Nevolianis Thomas, Rittig Jan G, Mitsos Alexander, Leonhard Kai
Institute of Technical Thermodynamics, RWTH Aachen University, 52062, Aachen, Germany.
Process Systems Engineering, RWTH Aachen University, 52074, Aachen, Germany.
J Cheminform. 2025 Aug 8;17(1):123. doi: 10.1186/s13321-025-01057-6.
Accurate prediction of toluene/water partition coefficients of neutral species is crucial in drug discovery and separation processes; however, data-driven modeling of these coefficients remains challenging due to limited available experimental data. To address the limitation of available data, we apply multi-fidelity learning approaches leveraging a quantum chemical dataset (low fidelity) of approximately 9000 entries generated by COSMO-RS and an experimental dataset (high fidelity) of about 250 entries collected from the literature. We explore the transfer learning, feature-augmented learning, and multi-target learning approaches in combination with graph neural networks, validating them on two external datasets: one with molecules similar to training data (EXT-Zamora) and one with more challenging molecules (EXT-SAMPL9). Our results show that multi-target learning significantly improves predictive accuracy, achieving a root-mean-square error of 0.44 units for the EXT-Zamora, compared to a root-mean-square error of 0.63 units for single-task models. For the EXT-SAMPL9 dataset, multi-target learning achieves a root-mean-square error of 1.02 units, indicating reasonable performance even for more complex molecular structures. These findings highlight the potential of multi-fidelity learning approaches that leverage quantum chemical data to improve toluene/water partition coefficient predictions and address challenges posed by limited experimental data. We expect the applicability of the methods used beyond just toluene/water partition coefficients.
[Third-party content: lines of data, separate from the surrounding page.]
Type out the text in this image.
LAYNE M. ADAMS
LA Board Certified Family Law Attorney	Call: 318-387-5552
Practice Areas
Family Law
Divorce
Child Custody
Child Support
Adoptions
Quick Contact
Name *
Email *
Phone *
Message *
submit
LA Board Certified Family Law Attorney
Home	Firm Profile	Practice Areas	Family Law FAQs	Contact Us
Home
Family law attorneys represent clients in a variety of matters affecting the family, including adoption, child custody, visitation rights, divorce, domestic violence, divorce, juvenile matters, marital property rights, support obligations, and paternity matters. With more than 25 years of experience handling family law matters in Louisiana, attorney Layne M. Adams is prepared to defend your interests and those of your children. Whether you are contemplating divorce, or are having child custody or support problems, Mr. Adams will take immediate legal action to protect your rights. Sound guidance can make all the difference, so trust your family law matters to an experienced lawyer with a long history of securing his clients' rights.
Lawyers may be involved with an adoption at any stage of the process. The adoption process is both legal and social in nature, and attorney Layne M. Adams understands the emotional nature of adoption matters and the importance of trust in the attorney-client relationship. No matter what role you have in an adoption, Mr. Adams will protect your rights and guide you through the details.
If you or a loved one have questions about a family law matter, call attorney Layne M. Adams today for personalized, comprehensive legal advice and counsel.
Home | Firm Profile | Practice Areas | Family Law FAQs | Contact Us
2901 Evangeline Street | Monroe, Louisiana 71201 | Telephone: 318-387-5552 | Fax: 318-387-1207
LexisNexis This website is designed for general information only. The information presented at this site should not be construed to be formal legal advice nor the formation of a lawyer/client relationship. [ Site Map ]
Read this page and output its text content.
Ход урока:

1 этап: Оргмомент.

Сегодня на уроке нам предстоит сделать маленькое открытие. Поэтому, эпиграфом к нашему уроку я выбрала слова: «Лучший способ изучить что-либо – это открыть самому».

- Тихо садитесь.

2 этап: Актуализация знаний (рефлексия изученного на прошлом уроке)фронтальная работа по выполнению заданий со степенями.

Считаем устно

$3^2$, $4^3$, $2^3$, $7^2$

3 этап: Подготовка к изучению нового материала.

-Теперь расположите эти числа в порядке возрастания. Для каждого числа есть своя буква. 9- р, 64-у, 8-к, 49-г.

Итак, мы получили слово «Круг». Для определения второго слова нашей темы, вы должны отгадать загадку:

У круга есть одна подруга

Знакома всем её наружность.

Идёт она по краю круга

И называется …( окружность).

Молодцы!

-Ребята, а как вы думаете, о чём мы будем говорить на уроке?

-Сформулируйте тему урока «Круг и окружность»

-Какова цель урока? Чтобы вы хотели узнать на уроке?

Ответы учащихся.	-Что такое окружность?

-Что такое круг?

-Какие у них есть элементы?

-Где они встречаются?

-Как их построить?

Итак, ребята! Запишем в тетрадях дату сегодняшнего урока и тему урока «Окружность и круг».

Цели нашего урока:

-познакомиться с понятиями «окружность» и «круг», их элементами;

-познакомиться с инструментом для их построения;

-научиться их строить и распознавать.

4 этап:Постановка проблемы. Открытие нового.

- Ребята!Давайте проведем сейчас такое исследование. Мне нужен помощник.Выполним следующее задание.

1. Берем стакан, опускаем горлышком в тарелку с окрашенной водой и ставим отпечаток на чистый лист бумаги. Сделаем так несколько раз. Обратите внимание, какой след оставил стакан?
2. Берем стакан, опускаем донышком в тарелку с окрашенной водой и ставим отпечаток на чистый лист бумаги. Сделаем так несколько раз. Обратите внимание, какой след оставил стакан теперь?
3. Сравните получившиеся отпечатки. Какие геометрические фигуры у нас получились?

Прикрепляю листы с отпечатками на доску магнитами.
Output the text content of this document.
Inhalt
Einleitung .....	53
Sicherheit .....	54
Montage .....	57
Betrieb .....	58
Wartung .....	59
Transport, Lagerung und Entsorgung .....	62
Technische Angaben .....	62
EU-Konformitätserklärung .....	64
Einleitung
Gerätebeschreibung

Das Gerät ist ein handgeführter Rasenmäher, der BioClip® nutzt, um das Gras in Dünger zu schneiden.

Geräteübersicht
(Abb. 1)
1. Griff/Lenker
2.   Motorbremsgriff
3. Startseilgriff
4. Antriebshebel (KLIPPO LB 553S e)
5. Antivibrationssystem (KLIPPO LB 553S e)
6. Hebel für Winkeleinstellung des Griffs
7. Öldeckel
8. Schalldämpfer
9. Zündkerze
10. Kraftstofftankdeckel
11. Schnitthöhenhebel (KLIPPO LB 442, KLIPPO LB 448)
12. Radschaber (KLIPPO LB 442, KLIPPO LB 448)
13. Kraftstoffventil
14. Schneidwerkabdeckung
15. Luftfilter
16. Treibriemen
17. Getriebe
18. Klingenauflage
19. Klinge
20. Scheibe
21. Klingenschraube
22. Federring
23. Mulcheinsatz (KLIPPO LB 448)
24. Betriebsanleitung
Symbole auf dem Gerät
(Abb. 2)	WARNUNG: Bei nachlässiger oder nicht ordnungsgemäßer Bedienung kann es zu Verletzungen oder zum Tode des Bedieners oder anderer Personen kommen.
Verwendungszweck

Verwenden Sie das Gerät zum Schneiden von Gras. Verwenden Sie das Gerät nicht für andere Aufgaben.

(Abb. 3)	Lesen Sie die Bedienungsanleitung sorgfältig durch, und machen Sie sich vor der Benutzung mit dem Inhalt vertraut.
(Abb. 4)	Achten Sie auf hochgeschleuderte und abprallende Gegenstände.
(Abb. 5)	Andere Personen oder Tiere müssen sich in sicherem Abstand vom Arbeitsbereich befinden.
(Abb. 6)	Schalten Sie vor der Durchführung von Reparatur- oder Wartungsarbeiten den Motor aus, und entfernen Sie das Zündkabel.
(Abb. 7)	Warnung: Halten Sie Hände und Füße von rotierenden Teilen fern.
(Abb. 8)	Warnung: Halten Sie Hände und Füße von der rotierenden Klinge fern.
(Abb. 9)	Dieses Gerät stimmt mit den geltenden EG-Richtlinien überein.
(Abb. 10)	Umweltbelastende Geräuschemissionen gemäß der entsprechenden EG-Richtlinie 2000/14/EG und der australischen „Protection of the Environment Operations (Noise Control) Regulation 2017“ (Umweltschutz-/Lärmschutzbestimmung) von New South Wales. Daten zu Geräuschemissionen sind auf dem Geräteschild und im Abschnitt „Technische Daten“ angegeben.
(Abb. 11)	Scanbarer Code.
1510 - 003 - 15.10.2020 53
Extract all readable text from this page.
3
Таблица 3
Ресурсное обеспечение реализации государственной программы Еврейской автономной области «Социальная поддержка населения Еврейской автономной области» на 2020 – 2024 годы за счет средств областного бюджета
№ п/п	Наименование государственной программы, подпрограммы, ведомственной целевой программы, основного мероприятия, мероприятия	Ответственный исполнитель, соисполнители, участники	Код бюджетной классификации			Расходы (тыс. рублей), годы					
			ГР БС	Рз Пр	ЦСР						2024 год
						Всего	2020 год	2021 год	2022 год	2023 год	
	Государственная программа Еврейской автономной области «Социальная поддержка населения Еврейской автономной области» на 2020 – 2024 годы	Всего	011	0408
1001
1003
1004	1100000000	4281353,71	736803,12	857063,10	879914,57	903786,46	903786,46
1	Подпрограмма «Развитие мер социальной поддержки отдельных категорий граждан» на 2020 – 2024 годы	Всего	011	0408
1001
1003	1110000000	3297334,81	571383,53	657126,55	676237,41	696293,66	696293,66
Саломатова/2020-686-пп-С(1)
准确预测中性物种的甲苯/水分配系数在药物发现和分离过程中至关重要;然而,由于可用的实验数据有限,对这些系数进行数据驱动的建模仍然具有挑战性。为了解决可用数据的局限性,我们应用多保真度学习方法,利用由COSMO-RS生成的约9000个条目的量子化学数据集(低保真度)和从文献中收集的约250个条目的实验数据集(高保真度)。我们结合图神经网络探索迁移学习、特征增强学习和多目标学习方法,并在两个外部数据集上对其进行验证:一个数据集包含与训练数据相似的分子(EXT-Zamora),另一个数据集包含更具挑战性的分子(EXT-SAMPL9)。我们的结果表明,多目标学习显著提高了预测准确性,EXT-Zamora的均方根误差为0.44个单位,而单任务模型的均方根误差为0.63个单位。对于EXT-SAMPL9数据集,多目标学习的均方根误差为1.02个单位,这表明即使对于更复杂的分子结构,其性能也是合理的。这些发现突出了利用量子化学数据的多保真度学习方法在改善甲苯/水分配系数预测以及应对有限实验数据带来的挑战方面的潜力。我们期望所使用的方法不仅适用于甲苯/水分配系数。